Previously on Torchwood: Miracle Day: Gwen was deported! Rex was headed back to the CIA! Esther was driving Jack to an unknown destination, forcing us to spend the week in a state of terror over the possibility that Captain Jack Harkness, our so-handsome-I-question-my-sexuality hero, could—*gasp*—die. Oh, how I've been shaking in my boots for the last seven days!
But to no one's surprise, Jack lived. How? Who cares—the writers certainly didn't. "The Gathering" took place two months after the events of last week's "End Of The Road," which was simultaneously brilliant and a cop-out. Brilliant because the episode essentially served as a reset button for the series, which was in dire need of a fresh start after the last few episodes pushed the show into the orbit of planet Irrelevant. Cop-out because oh my god what was the real point of flashing back to the 1920s and spending an episode at Casa de Dead Italian Lover? Maybe the finale will bring all of that back and make me look like an idiot. I hope so.
But regardless of what happened before "The Gathering," the episode itself was pretty good, and I don't know if that's by comparison or on its own. The biggest difference between "The Gathering" and the three previous installments of Torchwood: Miracle Day (everything after "The Categories of Life," which might have been the series' highpoint) was that it actually made some progress. About as much happened during "The Gathering" as in the last three episodes combined. It went back to the pace of the season's early episodes constantly moving things forward (or at least making its side-steps interesting). Let's face it, Miracle Day could have could have gotten away with a six-episode season, and probably would have been better for it.
The big reveal of "The Gathering" was the Blessing. It isn't Jack, as many suspected. It looks like a gigantic, chapped, vertical sphincter and extends all the way through the center of the Earth, popping out in Shanghai and its—what's the word they used? Oh yeah—"antipode," Buenos Aires. This forced the team to split up, with Rex and Esther headed to Argentina and Jack, Gwen, and Oswald (Oswald? More on that in a second) off to China for what Jack said was their "biggest mission yet." I normally would have groaned over such blatant self-horn-tooting, but Jack managed to exhibit such childlike enthusiasm that it was impossible not to get caught up in the moment. Oh Jack, I'm putty in your cleft chin.

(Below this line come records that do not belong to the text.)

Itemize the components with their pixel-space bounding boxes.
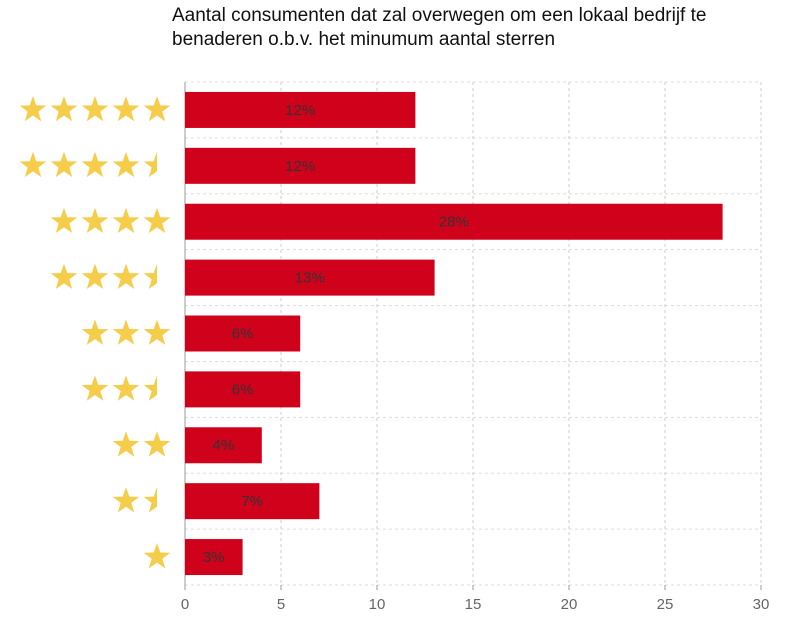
star [143,151,157,178]
bar [185,203,723,240]
star [143,319,171,345]
star-rating [81,319,171,345]
bar-label: 12% [285,102,315,119]
star [112,375,140,401]
star-rating [81,375,157,401]
star [143,95,171,122]
star-rating [143,543,171,569]
bar [185,427,262,464]
star-rating [19,151,157,178]
star [143,207,171,234]
star [50,95,78,122]
x-tick-label: 15 [465,596,482,613]
bar-label: 6% [232,325,254,342]
star [81,95,109,122]
star-rating [112,487,157,513]
bar-label: 4% [213,437,235,454]
x-tick-label: 25 [657,596,674,613]
star [143,487,157,513]
star [19,95,47,122]
half-star [143,151,157,178]
bar-label: 12% [285,158,315,175]
star [143,375,157,401]
half-star [143,263,157,289]
bar [185,483,320,520]
star [112,487,140,513]
x-tick-label: 20 [561,596,578,613]
bar [185,259,435,296]
bar [185,91,416,128]
chart-title: Aantal consumenten dat zal overwegen om … [172,5,707,50]
star [112,319,140,345]
bar-label: 3% [203,549,225,566]
x-tick-label: 10 [369,596,386,613]
x-tick-label: 5 [277,596,285,613]
bar [185,315,301,352]
star [143,263,157,289]
star [112,95,140,122]
star [112,431,140,457]
star [81,263,109,289]
star [81,207,109,234]
x-tick-label: 0 [181,596,189,613]
star [19,151,47,178]
star [112,207,140,234]
bar [185,371,301,408]
star [112,263,140,289]
bar-label: 28% [439,214,469,231]
star [81,375,109,401]
star-rating [50,263,157,289]
bar [185,147,416,184]
star-rating [50,207,171,234]
bar-label: 7% [241,493,263,510]
half-star [143,375,157,401]
star-rating [19,95,171,122]
star [143,543,171,569]
star-rating [112,431,171,457]
star [112,151,140,178]
half-star [143,487,157,513]
star [50,151,78,178]
star [81,151,109,178]
star [143,431,171,457]
x-tick-label: 30 [753,596,770,613]
star [50,207,78,234]
star [50,263,78,289]
bar-label: 6% [232,381,254,398]
bar-label: 13% [295,270,325,287]
star [81,319,109,345]
bar [185,539,243,576]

But let's get back to Oswald. How the heck did he get caught up in this thing? One problem I've had with Torchwood: Miracle Day (and Children of Earth) is that, toward the end of the series, the script ends up being held together with tape, glue, old chewing gum, and a little bit of snot. In Oswald's case, the writers obviously needed to find a way to get him to China with Jack and Gwen (for whatever reason that we'll find out next week). So they had him fly in from the States to seek out Gwen and put him in a room while Torchwood formed its ultra-secret plan, allowing him to blackmail his way into the gang by threatening to tell everyone what he just overheard. Fact: No members of an super-secret underground organization would plot their save-the-world Pièce de résistance with a convicted murderer, child-rapist, and potential arch-enemy in the next room. But that's what happened on Torchwood.

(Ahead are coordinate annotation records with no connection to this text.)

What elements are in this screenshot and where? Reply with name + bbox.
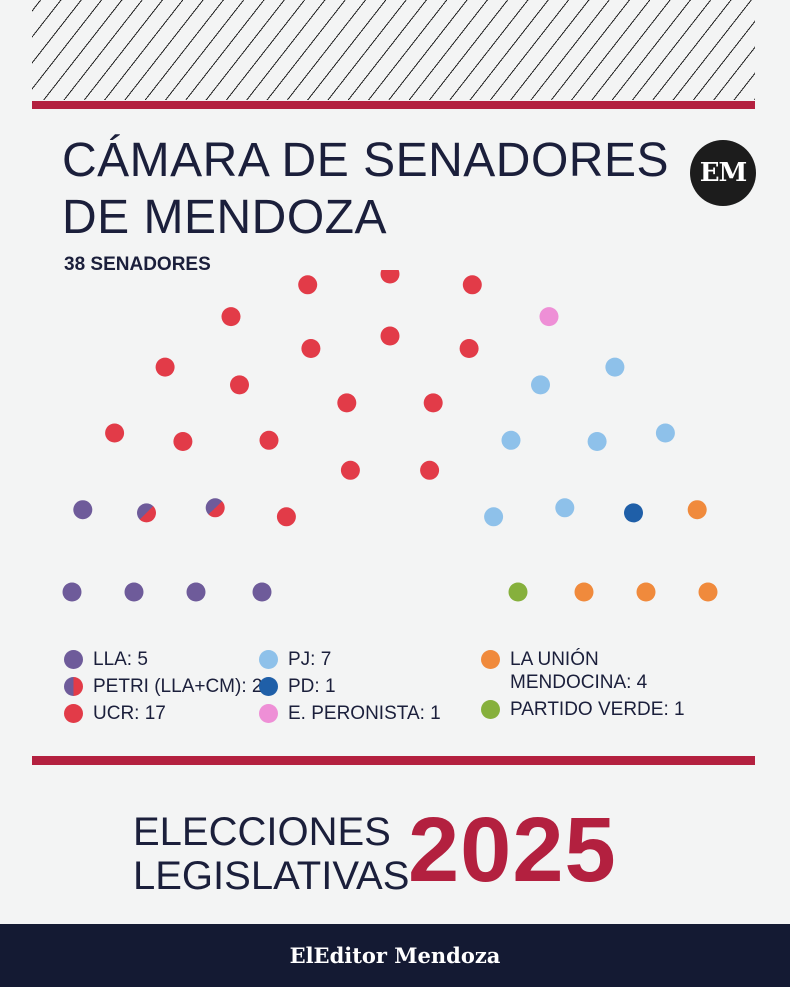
seat-ucr xyxy=(298,275,318,295)
seat-ucr xyxy=(173,432,193,451)
seat-la-uni-n-mendocina xyxy=(687,500,707,520)
title-line-2: DE MENDOZA xyxy=(62,191,388,244)
legend-label: PETRI (LLA+CM): 2 xyxy=(93,676,263,697)
legend-label: PJ: 7 xyxy=(288,649,332,670)
brand-name: ElEditor Mendoza xyxy=(289,943,501,968)
parliament-chart xyxy=(62,270,718,602)
legend-swatch xyxy=(481,650,500,669)
seat-la-uni-n-mendocina xyxy=(574,582,594,602)
elections-line-1: ELECCIONES xyxy=(133,810,391,854)
legend-item: PD: 1 xyxy=(259,675,441,698)
seat-lla xyxy=(73,500,93,520)
legend-swatch xyxy=(64,704,83,723)
seat-ucr xyxy=(221,307,241,327)
middle-divider xyxy=(32,756,755,765)
title-line-1: CÁMARA DE SENADORES xyxy=(62,134,669,187)
seat-ucr xyxy=(337,393,357,413)
top-divider xyxy=(32,101,755,109)
legend-swatch xyxy=(259,650,278,669)
legend-label: LA UNIÓN MENDOCINA: 4 xyxy=(510,649,648,693)
seat-pj xyxy=(484,507,504,527)
seat-lla xyxy=(252,582,272,602)
legend-label: PD: 1 xyxy=(288,676,336,697)
seat-ucr xyxy=(420,460,440,480)
legend-column-2: PJ: 7 PD: 1 E. PERONISTA: 1 xyxy=(259,648,441,729)
seat-pj xyxy=(531,375,550,395)
page-title: CÁMARA DE SENADORES DE MENDOZA xyxy=(62,132,669,246)
seat-ucr xyxy=(301,339,321,358)
seat-ucr xyxy=(105,423,125,443)
legend-item: LA UNIÓN MENDOCINA: 4 xyxy=(481,648,685,694)
seat-lla xyxy=(124,582,144,602)
seat-la-uni-n-mendocina xyxy=(636,582,656,602)
seat-la-uni-n-mendocina xyxy=(698,582,718,602)
seat-lla xyxy=(62,582,82,602)
legend-label: LLA: 5 xyxy=(93,649,148,670)
legend-swatch xyxy=(64,677,83,696)
seat-ucr xyxy=(276,507,296,527)
seat-ucr xyxy=(340,460,360,480)
legend-swatch xyxy=(64,650,83,669)
seat-pj xyxy=(655,423,675,443)
legend-item: E. PERONISTA: 1 xyxy=(259,702,441,725)
legend-item: UCR: 17 xyxy=(64,702,262,725)
legend-item: PARTIDO VERDE: 1 xyxy=(481,698,685,721)
legend-item: LLA: 5 xyxy=(64,648,262,671)
legend-column-3: LA UNIÓN MENDOCINA: 4 PARTIDO VERDE: 1 xyxy=(481,648,685,725)
seat-ucr xyxy=(230,375,249,395)
legend-item: PETRI (LLA+CM): 2 xyxy=(64,675,262,698)
legend-item: PJ: 7 xyxy=(259,648,441,671)
elections-line-2: LEGISLATIVAS xyxy=(133,854,410,898)
seat-ucr xyxy=(423,393,443,413)
seat-pj xyxy=(605,357,625,377)
seat-petri-lla-cm- xyxy=(205,498,225,518)
seat-ucr xyxy=(462,275,482,295)
elections-heading: ELECCIONES LEGISLATIVAS xyxy=(133,810,409,898)
hatch-pattern xyxy=(32,0,755,100)
seat-pj xyxy=(555,498,575,518)
legend-column-1: LLA: 5 PETRI (LLA+CM): 2 UCR: 17 xyxy=(64,648,262,729)
legend-label: E. PERONISTA: 1 xyxy=(288,703,441,724)
legend-label: PARTIDO VERDE: 1 xyxy=(510,699,685,720)
seat-partido-verde xyxy=(508,582,528,602)
seat-e-peronista xyxy=(539,307,559,327)
seat-pj xyxy=(501,430,521,450)
seat-ucr xyxy=(459,339,479,358)
em-logo: EM xyxy=(690,140,756,206)
seat-ucr xyxy=(380,326,400,346)
seat-count-subtitle: 38 SENADORES xyxy=(64,254,211,275)
seat-ucr xyxy=(155,357,175,377)
seat-ucr xyxy=(380,270,400,284)
legend-swatch xyxy=(259,677,278,696)
brand-footer: ElEditor Mendoza xyxy=(0,924,790,987)
legend-label: UCR: 17 xyxy=(93,703,166,724)
legend-swatch xyxy=(259,704,278,723)
seat-pj xyxy=(587,432,607,451)
seat-lla xyxy=(186,582,206,602)
legend-swatch xyxy=(481,700,500,719)
seat-petri-lla-cm- xyxy=(137,503,156,523)
seat-ucr xyxy=(259,430,279,450)
election-year: 2025 xyxy=(408,799,617,901)
seat-pd xyxy=(624,503,643,523)
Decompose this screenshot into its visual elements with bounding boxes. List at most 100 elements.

The coolest to happen in the episode, at least in my opinion, was Jack's blood being pulled toward the Blessing. For one, it looked really cool. For two, it clearly links Jack to the Blessing and will hopefully tie things together nicely. I'm really looking forward to seeing Rex's arm get pulled out of its socket when his briefcase full of Jack's plasma gets yanked toward the Buenos Aires end of the Blessing. That'll be a hoot.
One other step the show has taken in the right direction is creating a clear-cut villain out of Charlotte, the mole inside the CIA. Damn, I hate that b*tch so much and want her to die! But at least we have someone to hate after several episodes' worth of minor villains. Even Oswald has become likable in a weird sort of way, and who can hate Jilly? It's nearly impossible not to constantly fall in love with Lauren Ambrose.

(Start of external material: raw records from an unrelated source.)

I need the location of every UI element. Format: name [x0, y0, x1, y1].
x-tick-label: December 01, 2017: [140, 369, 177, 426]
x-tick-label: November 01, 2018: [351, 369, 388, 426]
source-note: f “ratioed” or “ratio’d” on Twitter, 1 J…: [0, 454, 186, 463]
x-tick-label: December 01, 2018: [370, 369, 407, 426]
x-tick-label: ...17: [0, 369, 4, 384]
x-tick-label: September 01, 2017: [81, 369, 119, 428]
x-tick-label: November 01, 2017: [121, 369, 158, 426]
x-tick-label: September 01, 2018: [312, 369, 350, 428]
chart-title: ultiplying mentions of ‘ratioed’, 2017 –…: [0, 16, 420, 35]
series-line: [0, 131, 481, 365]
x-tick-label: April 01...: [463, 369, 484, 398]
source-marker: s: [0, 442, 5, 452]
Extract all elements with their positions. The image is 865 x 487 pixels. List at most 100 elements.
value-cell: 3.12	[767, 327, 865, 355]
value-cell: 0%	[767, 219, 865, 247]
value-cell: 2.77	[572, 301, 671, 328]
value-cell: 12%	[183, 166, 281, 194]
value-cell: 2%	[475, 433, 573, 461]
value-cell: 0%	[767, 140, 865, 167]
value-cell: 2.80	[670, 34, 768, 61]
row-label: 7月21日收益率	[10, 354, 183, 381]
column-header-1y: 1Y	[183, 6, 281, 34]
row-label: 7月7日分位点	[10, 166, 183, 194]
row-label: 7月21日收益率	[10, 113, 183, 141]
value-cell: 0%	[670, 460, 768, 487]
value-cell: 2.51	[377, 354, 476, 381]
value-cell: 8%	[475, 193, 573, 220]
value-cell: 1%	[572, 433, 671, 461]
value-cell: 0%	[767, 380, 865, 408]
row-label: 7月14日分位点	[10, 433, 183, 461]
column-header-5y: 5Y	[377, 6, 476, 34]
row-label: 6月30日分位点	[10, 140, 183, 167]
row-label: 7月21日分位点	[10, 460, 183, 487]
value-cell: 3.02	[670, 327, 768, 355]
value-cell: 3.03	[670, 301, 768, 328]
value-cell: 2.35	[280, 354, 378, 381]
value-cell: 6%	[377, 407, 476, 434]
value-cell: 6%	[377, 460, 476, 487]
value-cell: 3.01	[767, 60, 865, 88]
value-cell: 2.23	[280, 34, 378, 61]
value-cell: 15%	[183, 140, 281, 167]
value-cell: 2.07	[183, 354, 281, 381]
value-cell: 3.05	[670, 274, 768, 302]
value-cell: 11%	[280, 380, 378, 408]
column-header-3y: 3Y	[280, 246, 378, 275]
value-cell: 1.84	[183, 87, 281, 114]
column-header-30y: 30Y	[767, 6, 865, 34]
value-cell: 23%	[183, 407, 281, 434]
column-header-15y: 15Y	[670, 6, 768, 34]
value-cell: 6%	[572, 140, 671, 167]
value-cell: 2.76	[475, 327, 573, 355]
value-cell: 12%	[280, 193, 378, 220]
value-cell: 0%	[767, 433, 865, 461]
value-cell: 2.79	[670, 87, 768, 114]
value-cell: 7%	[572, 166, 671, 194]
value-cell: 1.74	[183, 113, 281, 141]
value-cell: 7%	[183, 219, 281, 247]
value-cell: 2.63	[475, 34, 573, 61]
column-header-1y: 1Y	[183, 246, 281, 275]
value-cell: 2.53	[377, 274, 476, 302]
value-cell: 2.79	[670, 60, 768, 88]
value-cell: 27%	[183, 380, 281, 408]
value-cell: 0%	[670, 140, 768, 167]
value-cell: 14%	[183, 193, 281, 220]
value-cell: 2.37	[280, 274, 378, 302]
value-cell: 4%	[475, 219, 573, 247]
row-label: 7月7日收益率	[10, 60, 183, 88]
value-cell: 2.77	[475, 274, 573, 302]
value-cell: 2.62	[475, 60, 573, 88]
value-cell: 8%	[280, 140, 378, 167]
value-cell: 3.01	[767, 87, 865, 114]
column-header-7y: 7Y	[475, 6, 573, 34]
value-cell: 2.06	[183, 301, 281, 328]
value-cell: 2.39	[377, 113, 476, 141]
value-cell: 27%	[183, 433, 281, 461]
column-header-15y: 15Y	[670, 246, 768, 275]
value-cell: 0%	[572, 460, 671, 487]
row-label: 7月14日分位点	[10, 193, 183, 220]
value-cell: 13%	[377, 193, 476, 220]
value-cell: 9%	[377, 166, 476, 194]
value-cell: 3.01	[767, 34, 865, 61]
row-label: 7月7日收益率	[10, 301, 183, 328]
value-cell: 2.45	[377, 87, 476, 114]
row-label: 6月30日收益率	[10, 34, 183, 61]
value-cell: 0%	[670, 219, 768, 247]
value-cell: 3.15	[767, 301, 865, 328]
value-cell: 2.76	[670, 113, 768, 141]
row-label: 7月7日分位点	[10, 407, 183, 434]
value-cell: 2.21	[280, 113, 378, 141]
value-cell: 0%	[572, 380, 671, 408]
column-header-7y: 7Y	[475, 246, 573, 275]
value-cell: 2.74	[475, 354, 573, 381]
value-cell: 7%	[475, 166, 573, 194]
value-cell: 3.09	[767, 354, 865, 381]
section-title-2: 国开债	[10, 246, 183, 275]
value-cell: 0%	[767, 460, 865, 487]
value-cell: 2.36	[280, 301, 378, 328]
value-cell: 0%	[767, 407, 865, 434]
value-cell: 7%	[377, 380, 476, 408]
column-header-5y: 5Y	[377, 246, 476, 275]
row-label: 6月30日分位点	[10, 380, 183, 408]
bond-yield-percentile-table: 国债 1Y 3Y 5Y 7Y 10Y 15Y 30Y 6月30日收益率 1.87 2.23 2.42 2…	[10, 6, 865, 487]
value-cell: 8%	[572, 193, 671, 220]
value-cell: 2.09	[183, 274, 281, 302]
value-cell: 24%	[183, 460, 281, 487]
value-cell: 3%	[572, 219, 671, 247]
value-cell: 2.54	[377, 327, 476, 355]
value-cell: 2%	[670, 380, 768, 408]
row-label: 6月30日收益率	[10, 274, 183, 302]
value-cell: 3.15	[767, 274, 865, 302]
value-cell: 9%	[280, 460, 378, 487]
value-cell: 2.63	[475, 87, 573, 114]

We've got one more episode of Torchwood: Miracle Day left, and it's going to have to explain a heck of a lot. As of now, things are at least moving in the right direction. But even if the finale lands a perfect dismount, I'll find it difficult to recommend the series as a whole. What do you think?
... Soooo, are aliens behind this or what?
... How would you describe the Blessing? Does "chapped vertical sphincter" do it justice? Could the Blessing be God's butt?
... How suspenseful was that scene where those jerkwads were looking for Gwen's dad? Answer: VERY.